Internistas e médicos de família unidos contra medidas que incluem novas especialidades

Os internistas e os médicos de família vão assinar um memorando de entendimento em que espelham algumas posições que os unem, como a oposição contra a criação de novas especialidades e a municipalização dos cuidados de saúde.

O memorando vai ser assinado quarta-feira entre a Sociedade Portuguesa de Medicina Interna (SPMI) e a Associação Portuguesa de Medicina Geral e Familiar (APMGF) e envolve áreas como a formação, a referenciação, a promoção da saúde e a prevenção das doenças, as normas de orientação clínica e a investigação, entre outras.

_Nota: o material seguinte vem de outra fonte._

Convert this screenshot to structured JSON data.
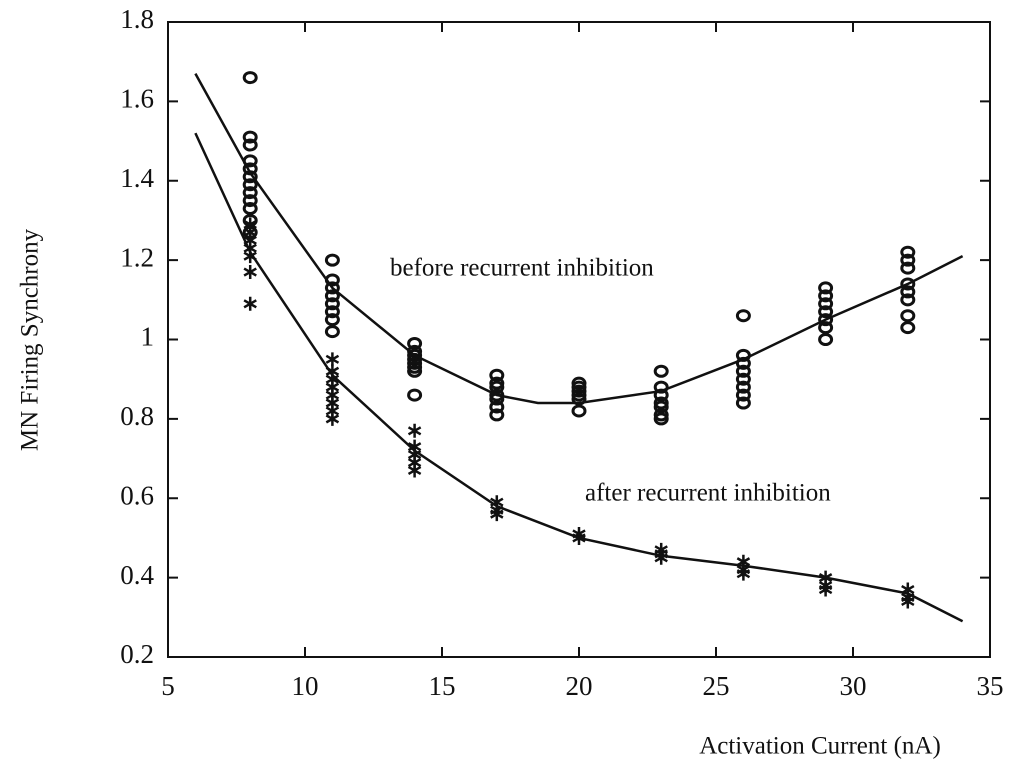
{
  "chart_data": {
    "type": "scatter",
    "xlabel": "Activation Current (nA)",
    "ylabel": "MN Firing Synchrony",
    "xlim": [
      5,
      35
    ],
    "xticks": [
      5,
      10,
      15,
      20,
      25,
      30,
      35
    ],
    "ylim": [
      0.2,
      1.8
    ],
    "yticks": [
      0.2,
      0.4,
      0.6,
      0.8,
      1,
      1.2,
      1.4,
      1.6,
      1.8
    ],
    "annotations": [
      "before recurrent inhibition",
      "after recurrent inhibition"
    ],
    "series": [
      {
        "marker": "circle",
        "color": "#111",
        "x": [
          8,
          8,
          8,
          8,
          8,
          8,
          8,
          8,
          8,
          8,
          8,
          8,
          11,
          11,
          11,
          11,
          11,
          11,
          11,
          11,
          14,
          14,
          14,
          14,
          14,
          14,
          14,
          14,
          17,
          17,
          17,
          17,
          17,
          17,
          17,
          20,
          20,
          20,
          20,
          20,
          20,
          23,
          23,
          23,
          23,
          23,
          23,
          23,
          26,
          26,
          26,
          26,
          26,
          26,
          26,
          26,
          29,
          29,
          29,
          29,
          29,
          29,
          29,
          32,
          32,
          32,
          32,
          32,
          32,
          32,
          32
        ],
        "values": [
          1.66,
          1.51,
          1.49,
          1.45,
          1.43,
          1.41,
          1.39,
          1.37,
          1.35,
          1.33,
          1.3,
          1.27,
          1.2,
          1.15,
          1.13,
          1.11,
          1.09,
          1.07,
          1.05,
          1.02,
          0.99,
          0.97,
          0.96,
          0.95,
          0.94,
          0.93,
          0.92,
          0.86,
          0.91,
          0.89,
          0.88,
          0.86,
          0.85,
          0.83,
          0.81,
          0.89,
          0.88,
          0.87,
          0.86,
          0.85,
          0.82,
          0.92,
          0.88,
          0.86,
          0.84,
          0.83,
          0.81,
          0.8,
          1.06,
          0.96,
          0.94,
          0.92,
          0.9,
          0.88,
          0.86,
          0.84,
          1.13,
          1.11,
          1.09,
          1.07,
          1.05,
          1.03,
          1.0,
          1.22,
          1.2,
          1.18,
          1.14,
          1.12,
          1.1,
          1.06,
          1.03
        ]
      },
      {
        "marker": "asterisk",
        "color": "#111",
        "x": [
          8,
          8,
          8,
          8,
          8,
          8,
          8,
          11,
          11,
          11,
          11,
          11,
          11,
          11,
          11,
          14,
          14,
          14,
          14,
          14,
          17,
          17,
          17,
          20,
          20,
          23,
          23,
          23,
          26,
          26,
          26,
          29,
          29,
          29,
          32,
          32,
          32
        ],
        "values": [
          1.29,
          1.27,
          1.25,
          1.23,
          1.21,
          1.17,
          1.09,
          0.95,
          0.92,
          0.9,
          0.88,
          0.86,
          0.84,
          0.82,
          0.8,
          0.77,
          0.73,
          0.71,
          0.69,
          0.67,
          0.59,
          0.57,
          0.56,
          0.51,
          0.5,
          0.47,
          0.46,
          0.45,
          0.44,
          0.42,
          0.41,
          0.4,
          0.38,
          0.37,
          0.37,
          0.35,
          0.34
        ]
      },
      {
        "marker": "line",
        "color": "#111",
        "x": [
          6,
          8,
          11,
          14,
          17,
          18.5,
          20,
          23,
          26,
          29,
          32,
          34
        ],
        "values": [
          1.67,
          1.42,
          1.13,
          0.96,
          0.86,
          0.84,
          0.84,
          0.87,
          0.95,
          1.05,
          1.14,
          1.21
        ]
      },
      {
        "marker": "line",
        "color": "#111",
        "x": [
          6,
          8,
          11,
          14,
          17,
          20,
          23,
          26,
          29,
          32,
          34
        ],
        "values": [
          1.52,
          1.22,
          0.91,
          0.72,
          0.58,
          0.5,
          0.455,
          0.43,
          0.4,
          0.36,
          0.29
        ]
      }
    ]
  }
}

Em declarações à agência Lusa, o presidente da SPMI, Luís Campos, deu o exemplo de algumas medidas concertadas entre a medicina interna e a medicina geral e familiar, como a oposição contra a criação de novas especialidades. Numa altura em que são conhecidas ambições dos cuidados paliativos, da geriatria e da emergência para obterem a classificação de especialidade, Luís Campos alertou que mais especialidades irão agravar ainda mais a fragmentação das áreas. “Deve haver áreas de competência, mas não novas especialidades”, referiu.

O progressivo “envelhecimento da população”, a que se junta a “agudização das doenças crónicas”, reforça, garante Rui Nogueira, a necessidade de uma relação privilegiada entre as duas especialidades, que se quer fazer também sentir ao nível da formação médica. Por isso, aumentar a cooperação na área da formação, assim como a referenciação entre especialidades, são dois outros dos objetivos deste entendimento.

As duas organizações também estão contra a potencialização da municipalização dos cuidados primários. “Significa o fim do SNS. É fragmentar e dividir mais o que já é difícil e precisa de ser integrado”, disse. Desta iniciativa entre a SPMI e a SPMGF irá sair um grupo de trabalho conjunto que irá fazer propostas sobre a gestão do doente agudo, estando prevista a apresentação de recomendações até ao fim do primeiro semestre do ano.

A assinatura do memorando decorre amanhã, no Auditório da Universidade Nova de Lisboa, entre as 18h e as 20h30.